A pull genuinely requires more temporary disk space than the final image's own reported size, since compressed layer downloads need space before extraction, and the extracted, uncompressed content needs additional space alongside the still-present compressed download before the temporary download data is eventually cleaned up:

df -h
docker pull large-image:latest

A pull failing with a disk space error on a host that appears to have just barely enough free space for the final image's reported size is a common, specific symptom of this temporary space requirement not having been accounted for; a host should generally have meaningfully more free space available than just the final image size alone to safely accommodate a pull's full process.

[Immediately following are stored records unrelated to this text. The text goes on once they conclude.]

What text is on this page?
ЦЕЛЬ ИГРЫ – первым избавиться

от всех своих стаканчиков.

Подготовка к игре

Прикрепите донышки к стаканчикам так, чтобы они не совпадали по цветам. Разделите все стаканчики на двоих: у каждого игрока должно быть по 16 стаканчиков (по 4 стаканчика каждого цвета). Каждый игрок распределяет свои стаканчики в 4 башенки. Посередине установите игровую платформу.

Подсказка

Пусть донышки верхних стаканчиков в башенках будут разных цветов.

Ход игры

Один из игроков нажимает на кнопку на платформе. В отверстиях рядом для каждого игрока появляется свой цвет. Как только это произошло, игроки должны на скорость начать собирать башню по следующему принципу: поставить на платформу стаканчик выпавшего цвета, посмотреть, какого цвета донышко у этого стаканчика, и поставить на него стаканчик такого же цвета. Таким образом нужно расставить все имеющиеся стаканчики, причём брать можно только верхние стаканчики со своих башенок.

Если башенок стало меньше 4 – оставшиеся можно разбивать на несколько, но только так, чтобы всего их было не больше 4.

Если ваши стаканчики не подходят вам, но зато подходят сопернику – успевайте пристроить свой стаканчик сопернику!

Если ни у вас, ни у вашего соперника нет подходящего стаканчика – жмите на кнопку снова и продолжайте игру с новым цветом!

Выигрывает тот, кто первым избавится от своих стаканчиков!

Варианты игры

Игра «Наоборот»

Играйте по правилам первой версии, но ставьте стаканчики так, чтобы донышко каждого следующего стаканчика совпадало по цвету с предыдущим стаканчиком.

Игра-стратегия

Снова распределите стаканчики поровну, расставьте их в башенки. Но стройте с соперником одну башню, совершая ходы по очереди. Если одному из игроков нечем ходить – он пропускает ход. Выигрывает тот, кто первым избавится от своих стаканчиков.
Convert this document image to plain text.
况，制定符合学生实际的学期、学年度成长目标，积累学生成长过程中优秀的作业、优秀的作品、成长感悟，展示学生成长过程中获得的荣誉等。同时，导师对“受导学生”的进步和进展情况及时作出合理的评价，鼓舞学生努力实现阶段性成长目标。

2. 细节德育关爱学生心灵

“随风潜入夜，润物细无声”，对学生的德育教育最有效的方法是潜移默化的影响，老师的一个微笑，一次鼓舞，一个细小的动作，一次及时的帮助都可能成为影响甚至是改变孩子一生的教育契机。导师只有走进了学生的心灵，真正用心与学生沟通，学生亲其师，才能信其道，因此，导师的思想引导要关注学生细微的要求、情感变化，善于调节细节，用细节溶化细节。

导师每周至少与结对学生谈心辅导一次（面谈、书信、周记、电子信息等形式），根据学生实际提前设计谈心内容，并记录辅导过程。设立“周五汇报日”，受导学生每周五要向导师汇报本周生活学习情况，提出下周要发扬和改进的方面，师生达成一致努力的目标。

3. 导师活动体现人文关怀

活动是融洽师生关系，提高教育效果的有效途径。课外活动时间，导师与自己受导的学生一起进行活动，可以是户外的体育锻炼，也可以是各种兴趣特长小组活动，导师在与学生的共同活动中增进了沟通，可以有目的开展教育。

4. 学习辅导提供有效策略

Cleanup of temporary pull artifacts

Once a pull completes successfully, any genuinely temporary, intermediate artifacts from the download and extraction process are cleaned up automatically; a pull that fails partway through, however, can occasionally leave partial, orphaned data behind that a subsequent docker system prune or daemon restart typically resolves:

docker system df
docker system prune

Checking disk usage after a failed or interrupted pull, and running a prune if unexpectedly high usage persists, addresses this occasional cleanup gap directly.

Common mistakes

  • Assuming a host with just barely enough free space for an image's final reported size has sufficient capacity for the pull process, without accounting for the additional temporary space genuinely required during download and extraction.
  • Not adjusting daemon-level concurrency settings when pull speed genuinely needs tuning, either to take advantage of ample available bandwidth or to avoid saturating genuinely constrained capacity.
  • Expecting Docker itself to provide direct, built-in bandwidth throttling for pulls, rather than recognizing this requires host-level traffic shaping or infrastructure-level policy instead.
  • Not recognizing that a pull's bottleneck can genuinely shift between network-bound download and disk-and-CPU-bound extraction within the same overall operation.
  • Not checking for and cleaning up orphaned temporary artifacts after a failed or interrupted pull, leaving unexpected disk usage unaddressed.

Pull image download mechanics involve daemon-configurable concurrency, automatic per-layer digest verification as a structural property of the process, a storage-driver-mediated extraction step distinct from the network-bound download step, and a genuine temporary disk space requirement beyond the final image's reported size, all of which matter for correctly diagnosing pull performance and disk space issues beyond what the CLI command's own flags and basic progress output alone reveal.